2.3.2 Garantias ministeriais

As garantias ministeriais são atributos que se destinam a assegurar o livre exercício da função do Ministério Público, enquanto instituição (autonomia funcional, autonomia administrativa e autonomia financeira) e de seus membros (vitaliciedade, inamovibilidade e irredutibilidade de vencimentos), sendo importante destacá-las para sedimentar a possibilidade desta Entidade conduzir suas próprias investigações.

O fundamento desses predicamentos da Instituição e de seus membros, à luz do magistério de Hugo Mazzilli, não é criar uma casta privilegiada de funcionários públicos, mas sim "assegurar a alguns agentes do Estado, apenas em razão das funções que exercem, garantias para que efetivamente possam cumprir seus misteres, em proveito do interesse público" [31].

2.3.2.1 Garantias dos membros do MP

As garantias institucionais dos membros do Parquet, encontrando-se plasmadas no art. 128, § 5º, inciso I, da Carta da República, colocam os integrantes do Órgão em situação análoga a dos magistrados. Funcionam como oxigênio para uma atuação independente, comprometida apenas com os postulados de um Estado de Direito Concretizador.

2.3.2.1.1 Vitaliciedade

Superado o estágio probatório de dois anos de efetivo exercício do cargo, conquistado mediante valoroso concurso público de provas e títulos, adquire o membro do Ministério Público vitaliciedade, só podendo perder o cargo por sentença judicial transitada em julgado.

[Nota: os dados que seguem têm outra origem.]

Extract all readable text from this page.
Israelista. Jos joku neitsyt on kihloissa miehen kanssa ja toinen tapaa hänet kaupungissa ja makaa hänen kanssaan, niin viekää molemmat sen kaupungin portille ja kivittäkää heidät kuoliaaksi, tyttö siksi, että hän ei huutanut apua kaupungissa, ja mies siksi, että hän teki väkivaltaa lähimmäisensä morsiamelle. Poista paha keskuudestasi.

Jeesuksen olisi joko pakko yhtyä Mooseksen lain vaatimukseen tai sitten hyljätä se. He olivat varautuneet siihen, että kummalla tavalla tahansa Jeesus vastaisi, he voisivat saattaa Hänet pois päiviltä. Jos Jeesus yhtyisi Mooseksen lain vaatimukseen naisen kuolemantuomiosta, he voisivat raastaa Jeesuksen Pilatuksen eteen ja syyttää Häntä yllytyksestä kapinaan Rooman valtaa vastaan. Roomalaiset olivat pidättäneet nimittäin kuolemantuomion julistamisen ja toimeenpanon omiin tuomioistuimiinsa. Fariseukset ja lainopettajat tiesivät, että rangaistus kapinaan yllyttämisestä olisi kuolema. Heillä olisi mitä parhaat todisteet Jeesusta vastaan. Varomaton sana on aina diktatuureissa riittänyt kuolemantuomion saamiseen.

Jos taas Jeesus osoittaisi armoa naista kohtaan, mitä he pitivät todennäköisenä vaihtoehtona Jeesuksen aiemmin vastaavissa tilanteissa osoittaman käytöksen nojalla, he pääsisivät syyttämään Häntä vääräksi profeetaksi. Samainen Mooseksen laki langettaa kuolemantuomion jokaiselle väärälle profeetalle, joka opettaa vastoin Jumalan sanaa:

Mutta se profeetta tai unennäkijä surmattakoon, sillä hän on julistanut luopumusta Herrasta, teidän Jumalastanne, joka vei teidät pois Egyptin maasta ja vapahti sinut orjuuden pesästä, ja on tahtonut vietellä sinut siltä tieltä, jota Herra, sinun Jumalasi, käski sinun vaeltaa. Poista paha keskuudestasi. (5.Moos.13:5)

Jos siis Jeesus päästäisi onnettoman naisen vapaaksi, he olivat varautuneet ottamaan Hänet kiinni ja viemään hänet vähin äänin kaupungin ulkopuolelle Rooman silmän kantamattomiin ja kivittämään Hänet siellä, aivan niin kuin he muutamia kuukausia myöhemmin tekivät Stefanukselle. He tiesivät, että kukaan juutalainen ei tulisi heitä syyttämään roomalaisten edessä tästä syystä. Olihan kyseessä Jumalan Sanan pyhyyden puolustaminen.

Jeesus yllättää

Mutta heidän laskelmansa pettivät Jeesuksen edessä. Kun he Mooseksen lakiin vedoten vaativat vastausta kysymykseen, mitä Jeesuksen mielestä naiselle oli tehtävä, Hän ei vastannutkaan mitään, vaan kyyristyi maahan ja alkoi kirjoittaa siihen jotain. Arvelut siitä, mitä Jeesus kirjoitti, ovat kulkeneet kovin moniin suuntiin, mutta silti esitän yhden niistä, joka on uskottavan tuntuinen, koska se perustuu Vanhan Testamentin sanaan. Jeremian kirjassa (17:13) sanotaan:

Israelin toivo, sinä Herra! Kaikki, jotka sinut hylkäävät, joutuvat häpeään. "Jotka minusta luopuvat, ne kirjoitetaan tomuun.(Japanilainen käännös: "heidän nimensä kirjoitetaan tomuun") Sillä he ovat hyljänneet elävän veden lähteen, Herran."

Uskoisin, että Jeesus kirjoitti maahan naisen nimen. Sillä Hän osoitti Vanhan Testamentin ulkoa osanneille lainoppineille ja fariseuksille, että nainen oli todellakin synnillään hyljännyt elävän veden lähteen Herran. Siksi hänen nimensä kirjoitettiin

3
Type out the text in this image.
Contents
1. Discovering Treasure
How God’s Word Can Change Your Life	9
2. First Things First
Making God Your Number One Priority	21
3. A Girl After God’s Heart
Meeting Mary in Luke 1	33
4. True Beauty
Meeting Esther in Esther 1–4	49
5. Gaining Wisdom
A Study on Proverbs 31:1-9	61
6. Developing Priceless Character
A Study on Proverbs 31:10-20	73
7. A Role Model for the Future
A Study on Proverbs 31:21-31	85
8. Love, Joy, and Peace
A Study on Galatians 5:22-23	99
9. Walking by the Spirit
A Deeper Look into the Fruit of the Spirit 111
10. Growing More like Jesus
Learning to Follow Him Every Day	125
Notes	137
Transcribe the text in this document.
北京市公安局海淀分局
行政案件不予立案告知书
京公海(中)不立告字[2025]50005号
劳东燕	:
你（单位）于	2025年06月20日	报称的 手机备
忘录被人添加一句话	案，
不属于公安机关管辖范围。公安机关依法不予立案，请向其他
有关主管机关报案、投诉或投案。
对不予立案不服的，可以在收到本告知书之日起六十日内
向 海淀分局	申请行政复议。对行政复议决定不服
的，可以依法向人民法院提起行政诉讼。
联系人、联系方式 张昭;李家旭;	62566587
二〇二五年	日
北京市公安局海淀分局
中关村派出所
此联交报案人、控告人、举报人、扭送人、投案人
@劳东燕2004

A garantia da vitaliciedade tem mais força do que a estabilidade conferida aos demais funcionários públicos, uma vez que a perda do cargo, como adverte Araújo Cintra, depende de sentença judicial, ao passo que a estabilidade assegura tão-somente a realização de regular processo administrativo [32].

O representante do Ministério Público, em estágio probatório, terá seu trabalho e sua conduta, regularmente, avaliados pela Corregedoria-Geral do Ministério Público, através de inspeções, correições e análise de peças. Ao final, o aludido Órgão Correcional, elabora relatório acerca do estágio probatório, cabendo ao Conselho Superior do Ministério Público deliberar sobre o vitaliciamento e ao Colégio de Procuradores julgar eventual recurso (art. 12, inciso VIII; art. 15, inciso VII; e art. 17, inciso III, todos da Lei nº 8.625/93).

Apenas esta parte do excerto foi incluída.